DCT INDUSTRIAL TRUST INC.

The Bylaws of DCT Industrial Trust Inc. (“the Bylaws”), are hereby amended as follows:

Section 2.15 of the Bylaws is deleted in its entirety and replaced with the following:

“2.15 Control Share Acquisition Act. Notwithstanding any other provision of the Charter or these Bylaws, Title 3, Subtitle 7 of the Maryland General Company Law (or any successor statute) (the “MGCL”) shall not apply to any and all acquisitions by any person of shares of stock of the Company.”

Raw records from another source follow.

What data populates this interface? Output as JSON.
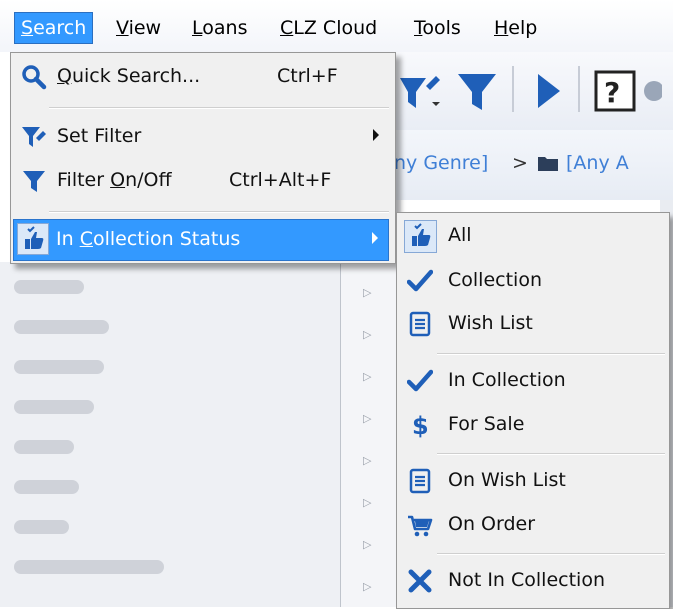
{
  "menubar": {
    "items": [
      {
        "label": "Search",
        "accel": "S",
        "rest": "earch"
      },
      {
        "label": "View",
        "accel": "V",
        "rest": "iew"
      },
      {
        "label": "Loans",
        "accel": "L",
        "rest": "oans"
      },
      {
        "label": "CLZ Cloud",
        "accel": "C",
        "rest": "LZ Cloud"
      },
      {
        "label": "Tools",
        "accel": "T",
        "rest": "ools"
      },
      {
        "label": "Help",
        "accel": "H",
        "rest": "elp"
      }
    ]
  },
  "search_menu": {
    "quick_search": {
      "label": "Quick Search...",
      "accel": "Q",
      "rest": "uick Search...",
      "shortcut": "Ctrl+F",
      "icon": "magnifier-icon"
    },
    "set_filter": {
      "label": "Set Filter",
      "icon": "filter-edit-icon"
    },
    "filter_onoff": {
      "pre": "Filter ",
      "accel": "O",
      "rest": "n/Off",
      "shortcut": "Ctrl+Alt+F",
      "icon": "filter-icon"
    },
    "in_collection_status": {
      "pre": "In ",
      "accel": "C",
      "rest": "ollection Status",
      "icon": "collection-hand-icon"
    }
  },
  "status_submenu": {
    "items": [
      {
        "label": "All",
        "icon": "collection-hand-icon",
        "checked": true
      },
      {
        "label": "Collection",
        "icon": "checkmark-icon"
      },
      {
        "label": "Wish List",
        "icon": "list-icon"
      },
      {
        "label": "In Collection",
        "icon": "checkmark-icon"
      },
      {
        "label": "For Sale",
        "icon": "dollar-icon"
      },
      {
        "label": "On Wish List",
        "icon": "list-icon"
      },
      {
        "label": "On Order",
        "icon": "cart-icon"
      },
      {
        "label": "Not In Collection",
        "icon": "cross-icon"
      }
    ]
  },
  "background": {
    "breadcrumb_genre": "ny Genre]",
    "breadcrumb_sep": ">",
    "breadcrumb_next": "[Any A"
  },
  "colors": {
    "accent": "#3399ff",
    "icon_blue": "#1f5fb8",
    "menu_bg": "#f0f0f0"
  }
}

The following Section 2.16 is hereby added to the Bylaws as the last Section of Article II:

“2.16 Business Combinations. By virtue of resolutions adopted by the Board of Directors prior to or at the time of adoption of these Bylaws, as amended, any business combination (as defined in Section 3-601(e) of the MGCL) between the Company and any of its present or future stockholders, or any affiliates or associates of the Company or any present or future stockholder of the Company, or any other person or entity or group of persons or entities, is exempt from the provisions of Title 3, Subtitle 6 of the MGCL entitled “Special Voting Requirements,” including, but not limited to, the provisions of Section 3-602 of such Subtitle. The Board of Directors may not revoke, alter or amend such resolution or otherwise adopt any resolution that is inconsistent with a prior resolution of the Board of Directors that exempts any business combination (as defined in Section 3-601(e) of the MGCL) between the Company and any other person, whether identified specifically, generally or by type from the provisions of Title 3, Subtitle 6 of the MGCL without the affirmative vote of a majority of the votes cast on the matter by the holders of the issued and outstanding shares of common stock of the Company.”

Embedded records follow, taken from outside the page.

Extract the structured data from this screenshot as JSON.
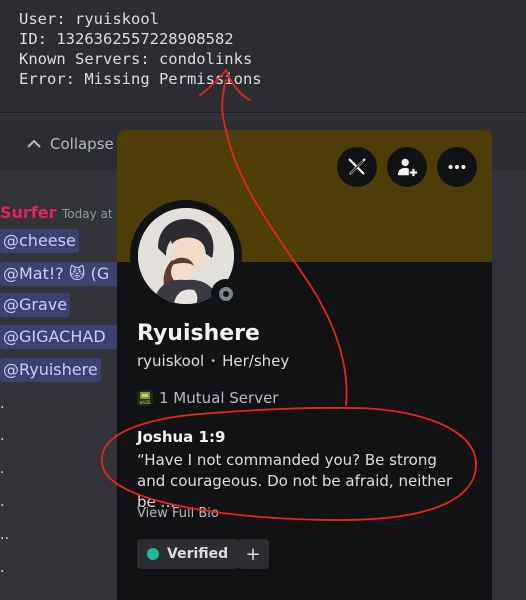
{
  "codeblock": {
    "lines": [
      "User: ryuiskool",
      "ID: 1326362557228908582",
      "Known Servers: condolinks",
      "Error: Missing Permissions"
    ]
  },
  "collapse": {
    "label": "Collapse"
  },
  "message": {
    "sender": "Surfer",
    "timestamp": "Today at",
    "mentions": [
      "@cheese",
      "@Mat!? 😾 (G",
      "@Grave",
      "@GIGACHAD",
      "@Ryuishere"
    ],
    "dots": [
      ".",
      ".",
      ".",
      ".",
      "..",
      "."
    ]
  },
  "profile": {
    "display_name": "Ryuishere",
    "username": "ryuiskool",
    "pronouns": "Her/shey",
    "separator": "•",
    "mutual_servers": "1 Mutual Server",
    "server_icon_text": "HAZE",
    "bio_title": "Joshua 1:9",
    "bio_text": "“Have I not commanded you? Be strong and courageous. Do not be afraid, neither be …",
    "view_full_bio": "View Full Bio",
    "role": "Verified",
    "add_role": "+",
    "banner_color": "#4d3e08",
    "status": "offline"
  },
  "colors": {
    "annotation": "#e8241c",
    "mention_bg": "rgba(88,101,242,0.3)",
    "role_dot": "#1abc9c",
    "sender": "#e0245e"
  }
}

Article XIV of the Bylaws is deleted in its entirety and replaced with the following:

“The Board of Directors shall have the exclusive power to alter, amend or repeal these Bylaws, provided that Sections 2.15 and 2.16 of Article II of these Bylaws and this sentence may not be altered, amended or repealed by the Board of Directors unless it shall also obtain the affirmative vote of a majority of the votes cast on the matter by the holders of the issued and outstanding shares of common stock of the Company at a meeting of stockholders duly called and of which a quorum is present.”

Except as herein amended, the provisions of the Bylaws shall remain in full force and effect.

AS APPROVED BY THE BOARD OF DIRECTORS: May 1, 2013.